Previous studies have shown that some picornaviruses evade host innate immune responses through viral 3C^pro-mediated cleavage of several innate immune adaptors. Foot-and-mouth disease virus (FMDV) 3C^pro and hepatitis A virus (HAV) 3C^pro cleave NEMO to impair type I IFN production (30, 31). Enterovirus 3C^pro can target RIG-I, MAVS, TRIF, and IRF7 for cleavage to evade host antiviral innate immunity (18). To investigate whether SVV 3C^pro targets certain adaptors in order to cleave them to inhibit IRF3 activation, we assessed the pattern of expression of these adaptor molecules in SVV 3C^pro-overexpressing 293T cells by Western blotting. N-terminal Flag-tagged adaptor expression plasmids were used in this study. We found that the expression of SVV 3C^pro induced the cleavage of MAVS, TRIF, and TANK (Fig. 3D). A single small pattern, corresponding to a molecular mass of approximately 15 to 25 kDa, was observed in cells cotransfected with MAVS and TRIF plus SVV 3C^pro (Fig. 3D, lanes 6 and 8). Two close patterns, corresponding to a molecular mass of approximately 35 to 40 kDa, were observed in cells cotransfected with TANK and SVV 3C^pro (Fig. 3D, lane 12). These findings demonstrated that SVV 3C^pro can mediate the cleavage of MAVS, TRIF, and TANK. To investigate whether SVV 3C^pro cleaves MAVS, TRIF, and TANK in a specific manner, we assessed the expression pattern of these molecules in 293T cells cotransfected with 3C^pro from another two picornaviruses, EMCV and EV71. As shown in Fig. 3E, a pattern of similar molecule size was observed in 293T cells cotransfected with MAVS and EMCV 3C^pro (lane 4), while no cleavage product was detected in 293T cells cotransfected with EV71 3C^pro (lane 4). No specific cleavage products were detected in 293T cells cotransfected with TRIF with EMCV 3C^pro or with EV71 3C^pro (Fig. 3F, lanes 3 and 4). A single protein band was observed in 293T cells cotransfected with each of TANK, EMCV, and EV71 3C^pro (Fig. 3G, lanes 3 and 4).

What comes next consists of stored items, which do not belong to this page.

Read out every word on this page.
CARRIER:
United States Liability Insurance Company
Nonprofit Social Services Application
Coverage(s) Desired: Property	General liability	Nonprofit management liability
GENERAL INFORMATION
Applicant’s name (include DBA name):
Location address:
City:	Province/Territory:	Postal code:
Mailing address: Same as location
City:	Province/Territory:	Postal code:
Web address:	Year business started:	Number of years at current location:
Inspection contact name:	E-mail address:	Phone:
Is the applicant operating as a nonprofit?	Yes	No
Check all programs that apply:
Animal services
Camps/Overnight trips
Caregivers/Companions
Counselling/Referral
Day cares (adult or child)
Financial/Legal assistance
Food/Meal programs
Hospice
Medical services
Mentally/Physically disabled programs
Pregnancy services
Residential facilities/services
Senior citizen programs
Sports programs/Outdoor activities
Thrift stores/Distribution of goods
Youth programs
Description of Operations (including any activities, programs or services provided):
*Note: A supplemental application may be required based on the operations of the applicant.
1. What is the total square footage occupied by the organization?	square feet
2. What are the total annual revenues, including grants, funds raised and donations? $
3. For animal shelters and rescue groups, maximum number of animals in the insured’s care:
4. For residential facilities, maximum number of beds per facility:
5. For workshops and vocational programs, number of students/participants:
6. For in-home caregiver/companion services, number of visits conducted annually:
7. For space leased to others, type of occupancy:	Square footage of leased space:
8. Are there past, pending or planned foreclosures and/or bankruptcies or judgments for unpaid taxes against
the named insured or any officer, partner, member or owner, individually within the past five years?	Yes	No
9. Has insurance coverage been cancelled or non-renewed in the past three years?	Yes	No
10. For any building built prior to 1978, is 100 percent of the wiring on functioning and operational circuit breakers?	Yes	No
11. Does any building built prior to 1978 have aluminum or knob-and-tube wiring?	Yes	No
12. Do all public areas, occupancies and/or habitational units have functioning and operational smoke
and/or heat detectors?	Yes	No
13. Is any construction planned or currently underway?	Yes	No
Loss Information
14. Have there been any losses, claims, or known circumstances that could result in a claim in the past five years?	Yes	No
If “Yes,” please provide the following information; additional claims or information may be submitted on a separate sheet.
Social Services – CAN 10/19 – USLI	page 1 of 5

To investigate the endogenous cleavage of MAVS and TANK, 293T cells were infected with SVV at a multiplicity of infection (MOI) of 5. By Western blotting, no similar cleavage products of MAVS and TANK in SVV-infected 293T cells were detected, but the protein abundances of endogenous MAVA and TANK were significantly reduced (Fig. 3H). Similarly, we did not observe cleavage fragments of TRIF during SVV infection but found a reduction in TRIF protein abundance (Fig. 3I). Collectively, our results showed that SVV 3C^pro targets host adaptor molecules, including MAVS, TRIF, and TANK, for cleavage in a specific manner.

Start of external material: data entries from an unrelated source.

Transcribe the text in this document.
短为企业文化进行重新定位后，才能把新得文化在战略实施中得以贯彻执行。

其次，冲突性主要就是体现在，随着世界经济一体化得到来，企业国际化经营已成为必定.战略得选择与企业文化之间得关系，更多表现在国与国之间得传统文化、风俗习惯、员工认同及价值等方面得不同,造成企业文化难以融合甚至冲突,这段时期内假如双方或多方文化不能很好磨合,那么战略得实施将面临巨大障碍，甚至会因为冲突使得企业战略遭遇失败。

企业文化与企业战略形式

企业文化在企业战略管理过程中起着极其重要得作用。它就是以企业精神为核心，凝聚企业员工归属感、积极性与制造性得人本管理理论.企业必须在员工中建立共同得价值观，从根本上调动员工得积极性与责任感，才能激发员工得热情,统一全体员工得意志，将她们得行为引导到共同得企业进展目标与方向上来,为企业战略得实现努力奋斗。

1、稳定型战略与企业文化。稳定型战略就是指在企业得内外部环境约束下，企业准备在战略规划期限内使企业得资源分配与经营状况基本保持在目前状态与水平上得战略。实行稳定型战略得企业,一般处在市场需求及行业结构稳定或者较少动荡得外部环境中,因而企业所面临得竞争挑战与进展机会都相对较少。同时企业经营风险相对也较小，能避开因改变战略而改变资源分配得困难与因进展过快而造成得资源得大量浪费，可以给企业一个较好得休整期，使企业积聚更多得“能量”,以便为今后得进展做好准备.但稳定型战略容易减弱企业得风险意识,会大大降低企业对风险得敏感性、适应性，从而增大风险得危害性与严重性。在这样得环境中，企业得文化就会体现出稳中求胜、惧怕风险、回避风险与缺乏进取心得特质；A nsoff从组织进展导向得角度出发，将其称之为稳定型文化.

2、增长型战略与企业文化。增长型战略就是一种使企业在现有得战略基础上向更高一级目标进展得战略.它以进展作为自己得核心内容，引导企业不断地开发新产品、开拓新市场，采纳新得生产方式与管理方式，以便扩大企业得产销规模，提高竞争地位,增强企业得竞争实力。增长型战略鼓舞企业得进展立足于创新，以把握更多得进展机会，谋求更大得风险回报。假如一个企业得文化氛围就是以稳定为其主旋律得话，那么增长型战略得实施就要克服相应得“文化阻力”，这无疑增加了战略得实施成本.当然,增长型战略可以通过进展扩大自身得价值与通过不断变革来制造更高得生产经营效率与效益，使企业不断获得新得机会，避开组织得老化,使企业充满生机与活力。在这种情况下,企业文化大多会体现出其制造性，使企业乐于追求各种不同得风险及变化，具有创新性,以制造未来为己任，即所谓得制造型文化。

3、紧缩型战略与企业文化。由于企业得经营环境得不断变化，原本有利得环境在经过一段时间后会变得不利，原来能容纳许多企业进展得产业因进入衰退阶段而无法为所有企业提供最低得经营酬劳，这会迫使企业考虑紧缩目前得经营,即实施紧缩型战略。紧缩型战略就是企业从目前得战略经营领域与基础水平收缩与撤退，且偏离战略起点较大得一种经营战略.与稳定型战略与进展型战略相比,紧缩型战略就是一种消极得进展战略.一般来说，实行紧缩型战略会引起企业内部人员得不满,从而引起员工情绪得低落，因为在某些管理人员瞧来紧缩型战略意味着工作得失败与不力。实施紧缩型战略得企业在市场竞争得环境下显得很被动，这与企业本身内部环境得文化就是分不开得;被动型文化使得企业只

SVV 3C^pro-mediated cleavage of MAVS, TRIF, and TANK depends on its protease activity.

A previous study reported that both MAVS and TRIF can be cleaved by caspases (33). To investigate whether the SVV 3C^pro-mediated cleavage is also caspase dependent, the broad-spectrum caspase inhibitor Z-VAD-FMK, the proteasome inhibitor MG132, and the lysosome inhibitor NH₄Cl were used in this study. Z-VAD-FMK and NH₄Cl had little effect on the SVV 3C^pro-mediated cleavage of MAVS (Fig. 4A), TRIF (Fig. 4B), and TANK (Fig. 4C). Interestingly, we found that the abundance of the full-length MAVS and cleaved MAVS fragment was significantly reduced in the presence of proteasome inhibitor MG132 (Fig. 4A, lane 4). Previous studies have reported that the cleavage of MAVS was induced during cellular apoptosis and that both MG132 and Z-VAD-FMK can limit apoptosis-induced cleavage of MAVS (33, 34). We found that Z-VAD-FMK can inhibit SVV 3C-mediated cleavage of MAVS (Fig. 4A, lane 6). In addition, we also found SVV 3C overexpression can significantly induce cellular apoptosis. These results suggest that the cellular apoptosis and degradation process has hardly any effect on the SVV 3C^pro-induced cleavage of TRIF and TANK but impairs SVV 3C^pro-induced cleavage of MAVS.

FIG 4.

Protease activity is required for SVV 3C^pro-mediated cleavage of MAVS, TRIF, and TANK. Plasmids expressing Flag-MAVS (A), Flag-TRIF (B), and Flag-TANK (C) were cotransfected with plasmids expressing SVV 3C^pro or empty vector into 293T cells. The inhibitors MG132 (10 μM), NH₄CL (10 mM), and z-VAD-FMK (50 μM) were added as indicated at 12 h posttransfection and for another 12 h. The protein patterns were assessed by immunoblotting. (D) Amino acid sequence alignment of 3C^pro derived from SVV (APA28975), FMDV (NP_74046), EMCV (NP_740410), HAV (AKI05745), and EV71 (AFP66570). (E to G) Plasmids expressing Flag-MAVS (E), Flag-TRIF (F), and Flag-TANK (G) were cotransfected with plasmids expressing wild-type SVV 3C^pro and indicated 3C^pro mutations for 24 h. The protein patterns were assessed by immunoblotting.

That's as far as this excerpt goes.